Contudo, conforme bem salienta o novo inciso VIII do artigo 153 da Constituição Federal, os impostos sobre os bens e serviços prejudiciais à saúde e ao meio ambiente serão instituídos nos termos de lei complementar posterior, ou seja, ainda há espaço para discutir quais atividades serão passíveis de sobretaxa e qual será a alíquota destinada à diminuição de consumo e, consequentemente, à preservação ambiental. 

De antemão, já é possível prever, ao menos em parte, que setores poderão ser onerados.
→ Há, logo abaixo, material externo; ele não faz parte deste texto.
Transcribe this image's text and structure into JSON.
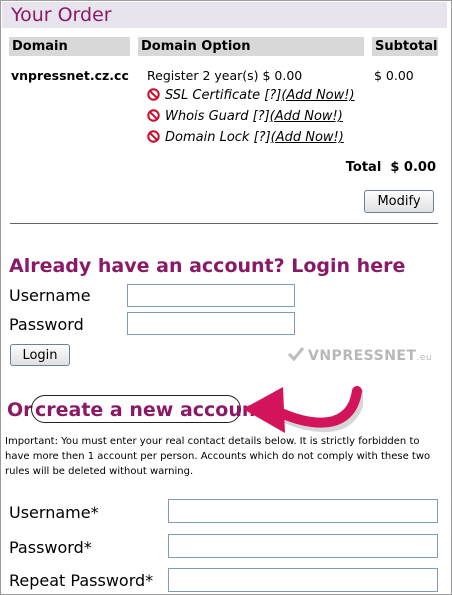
{
  "order": {
    "title": "Your Order",
    "columns": [
      "Domain",
      "Domain Option",
      "Subtotal"
    ],
    "domain": "vnpressnet.cz.cc",
    "option": "Register 2 year(s) $ 0.00",
    "subtotal": "$ 0.00",
    "addons": [
      {
        "name": "SSL Certificate",
        "help": "[?]",
        "link": "(Add Now!)"
      },
      {
        "name": "Whois Guard",
        "help": "[?]",
        "link": "(Add Now!)"
      },
      {
        "name": "Domain Lock",
        "help": "[?]",
        "link": "(Add Now!)"
      }
    ],
    "total_label": "Total",
    "total_value": "$ 0.00",
    "modify_label": "Modify"
  },
  "login": {
    "heading": "Already have an account? Login here",
    "username_label": "Username",
    "password_label": "Password",
    "username_value": "",
    "password_value": "",
    "button_label": "Login"
  },
  "watermark": {
    "text": "VNPRESSNET",
    "suffix": ".eu"
  },
  "register": {
    "heading_prefix": "Or",
    "heading_main": "create a new account",
    "notice": "Important: You must enter your real contact details below. It is strictly forbidden to have more then 1 account per person. Accounts which do not comply with these two rules will be deleted without warning.",
    "username_label": "Username*",
    "password_label": "Password*",
    "repeat_label": "Repeat Password*",
    "username_value": "",
    "password_value": "",
    "repeat_value": ""
  },
  "colors": {
    "heading": "#8b1a66",
    "arrow": "#d4145a",
    "header_bg": "#e8e4ee"
  },
  "icons": {
    "addon_status": "no-entry-icon",
    "arrow": "curved-arrow-icon"
  }
}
A parte final do artigo 155, §3º, sinaliza que a instituição do Imposto Seletivo poderá afetar “operações relativas a derivados de petróleo, combustíveis e minerais do País”, ao enunciar que se trata de exceções para a instituição de sobretaxas, salvo o “imposto do pecado”. 

Em contrapartida ao Imposto Seletivo, a reforma, nos termos do artigo 225, §1º, VIII, prescreveu que seja mantido regime fiscal favorecido para os biocombustíveis e para o hidrogênio de baixa emissão de carbono, a fim de assegurar-lhes tributação inferior àquela incidente sobre os combustíveis fósseis, objetivando conferir às opções renováveis um diferencial competitivo. 

Constata-se, portanto, que o novo regime de tributação visa, além dos objetivos de unificação de tributos e simplificação das matrizes de incidência, à preservação do meio ambiente por meio da possível instituição de sobretaxa destinada a desestimular a exploração e o consumo de determinados bens e serviços, o que pode impactar drasticamente uma parcela da economia brasileira. Se utilizado sem critérios, pode afetar a concorrência e servir de veículo meramente arrecadatório. Portanto, é fundamental que o “Imposto do Pecado” seja utilizado com parcimônia e fidelidade aos objetivos constitucionais que o embasam.

(*) Artigo publicado no portal Conjur em 10.01.2024.